Rules We’re Meant to Break Review

“If I make sure I don’t get attached to anyone next time, it’ll be better for me when things end.”

– Natalie Williamson

Happy Book Birthday to Rules We’re Meant to Break! Find my original review below and consider picking this on up for the summer.

(Thank you to Macmillan Children’s Publishing Group for and ARC of this novel)

The Rules:

  1. Always keep your eyes on the horizon
  2. Children of Mom’s boyfriends are roommates to be tolerated, not friends
  3. Get used to introducing yourself to strangers
  4. Related, get used to spending your holidays with strangers too, because that’s pretty much the norm
  5. Protect your plate at all large meal gatherings, holidays or otherwise
  6. Never ask Mom’s boyfriends for help, unless it’s a legitimate emergency
  7. Never get romantically involved with anyone connected to Mom’s boyfriends or their families
  8. Don’t get involved in any “family” drama, even if it’s juicy and hard to resist
  9. Keep your real life separate from Mom’s life with her current boyfriend
  10. Remember you love your mom. I know it’s hard sometimes. But do it anyways.

This story starts by introducing us to Amber on her birthday her freshman year of high school. She’s super excited about her birthday dinner that night with her mom’s boyfriend and his nephew that she’s hardcore crushing on, only to find out that while at school there’s been a breakup. While it turns out not to be the best birthday, Amber comforts herself by saving a puppy, Buffy, in front of a pet store and by creating a set of rules to keep her in check for the next men that enter her and her mom’s lives. 

We then flash forward to her senior year where her mom has a new boyfriend, Kevin, whose house she is moving into. The rules are still in full effect, especially with all the ugliness surrounding the Kevins’ recent divorce and drama with his daughter Cammie.
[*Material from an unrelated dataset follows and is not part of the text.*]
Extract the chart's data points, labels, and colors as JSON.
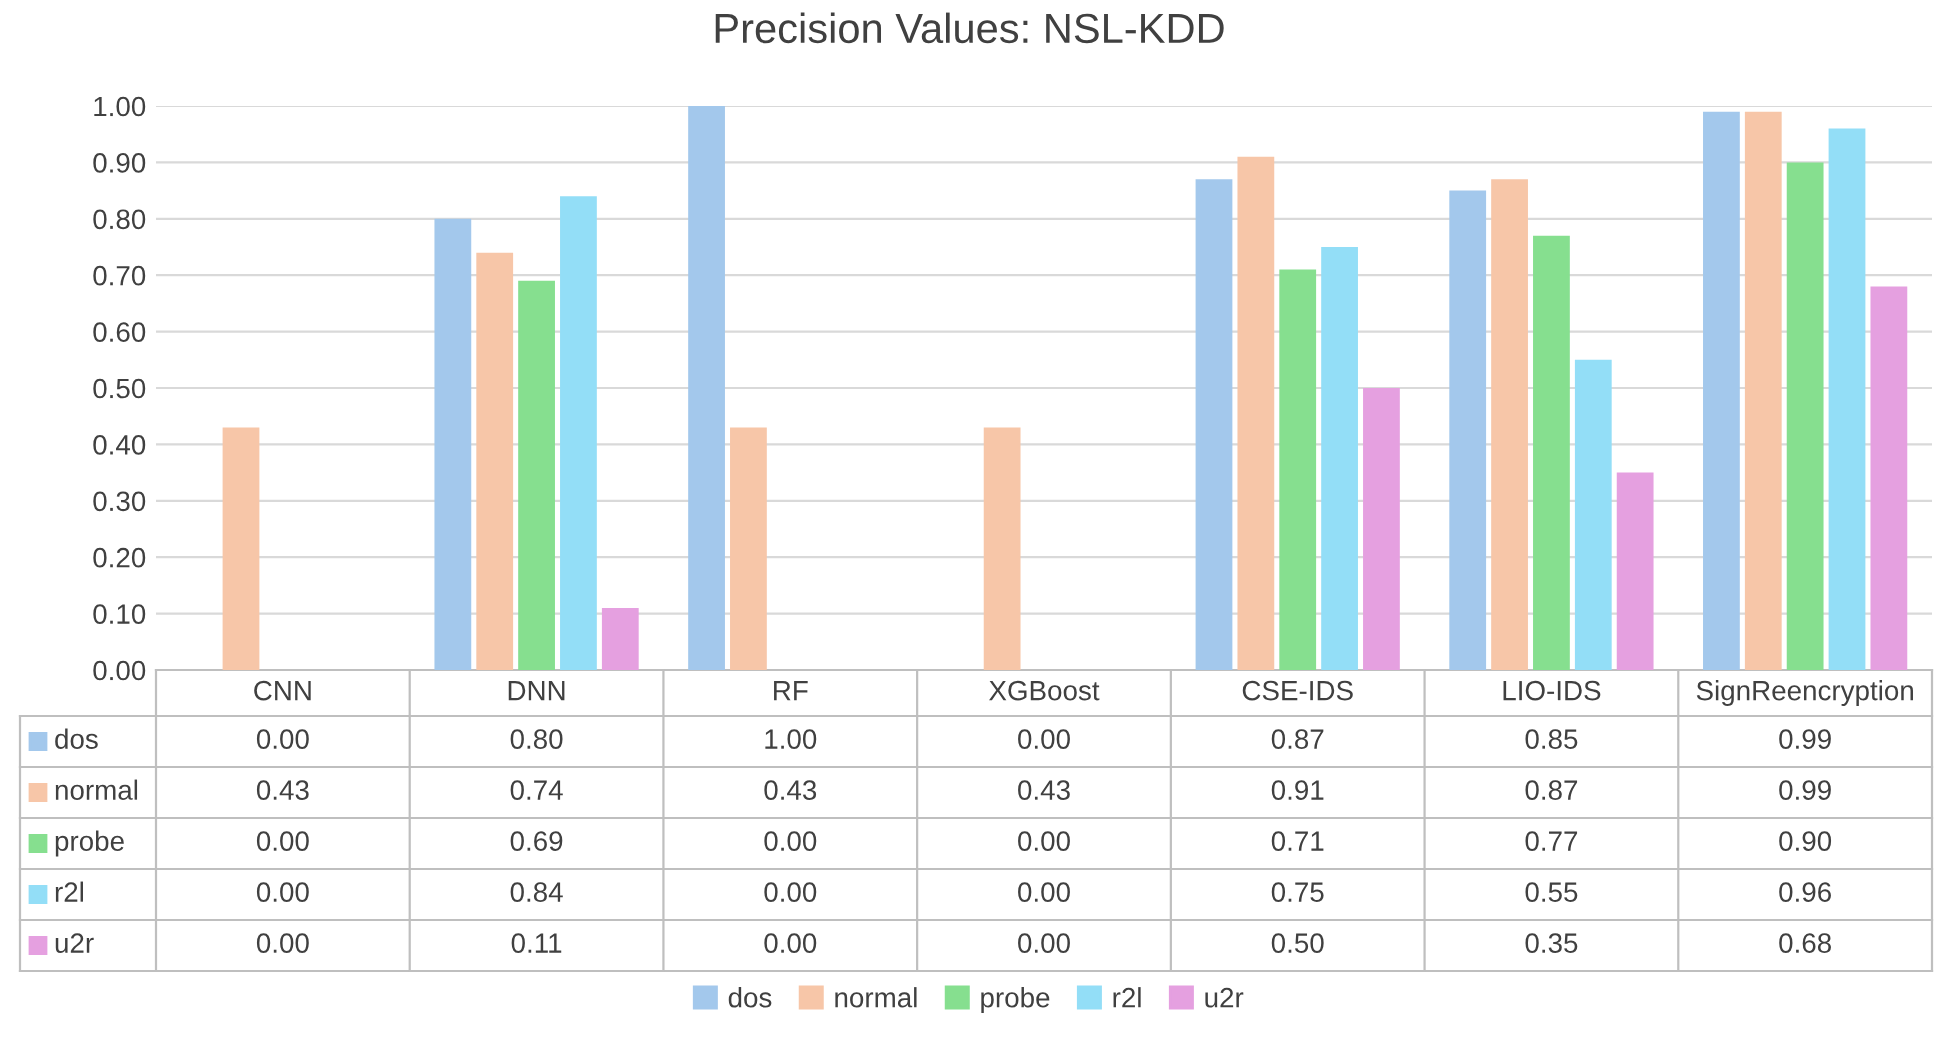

The only good thing about moving is that Jordan Baugh, her freshman year crush, lives down the street from her. After discovering that he is friends with Cammie though Rule 7 goes into effect. As Amber takes on the role of tutoring Jordan though, lines are blurred and some rules might need to be broken. 

I loved Buffy!!! This dog was really the glue that pulled everyone together in my eyes. She was so dang good and well trained. Like this dog knew commands such as “chill” and “hang” which differed from the boring old stay and pillow. Everyone loved her and even those that immediately didn’t like her, she grew on. She was Amber’s safety net and future all rolled into one cute pup. 

The friendship between Amber, Heather and later on Cammie was so perfectly realistic. Amber and Heather were the epitome of what friendship should be. They ebbed and flowed no matter the circumstances or changes that needed to happen like with college arrangements, boyfriends and Amber’s attachment issues. Heather was there when Amber needed her and also challenged some of the decisions she made, which we all need sometimes. Cammie came as a surprise to me. When we first meet her I assumed she’d be a spoiled brat and totally snobby, but during the novel she grew on both Amber and I. 

The college decisions involving boys, friendships, and money were all factors that were handled beautifully and realistically. I got nervous there for a bit with some of the factors, but in the end everyone made their own decisions for the right reasons. 

While Amber had a ton of growth, I felt like there could have been more and I wanted more for her. She did quite a few hurtful things to the people around her, and while she had the self-awareness to know that she generally never really explained or apologized sufficiently. Her friends, Kevin and even Jordan were forced to take the high road in some of these situations and move on from it. It would’ve been nice if she had stepped up a bit more.

The romance was sweet and I loved Jordan, but after finishing the book I realized I knew nothing about him except that he loved basketball, was a pretty good player, struggled with writing, and had a bisexual sister. What did he want to go to college for? Did he think he could go pro? What were his dreams besides basketball? How long had he liked Amber? How did he get into basketball? I would have liked more depth to him which would have added a bit more to the romance as well.

This overall was a cute little summer read. I might have to buy a finished copy of it just so I can reread it while sunbathing next to the pool this summer. It was a light read that I thoroughly enjoyed and for her debut novel I’d say Natalie Williamson did an amazing job. It was comparable to Julie Buxbaum and Jenn Bennett, two of my favorite summer reads authors. I can’t wait to see what novel Williamson puts out next!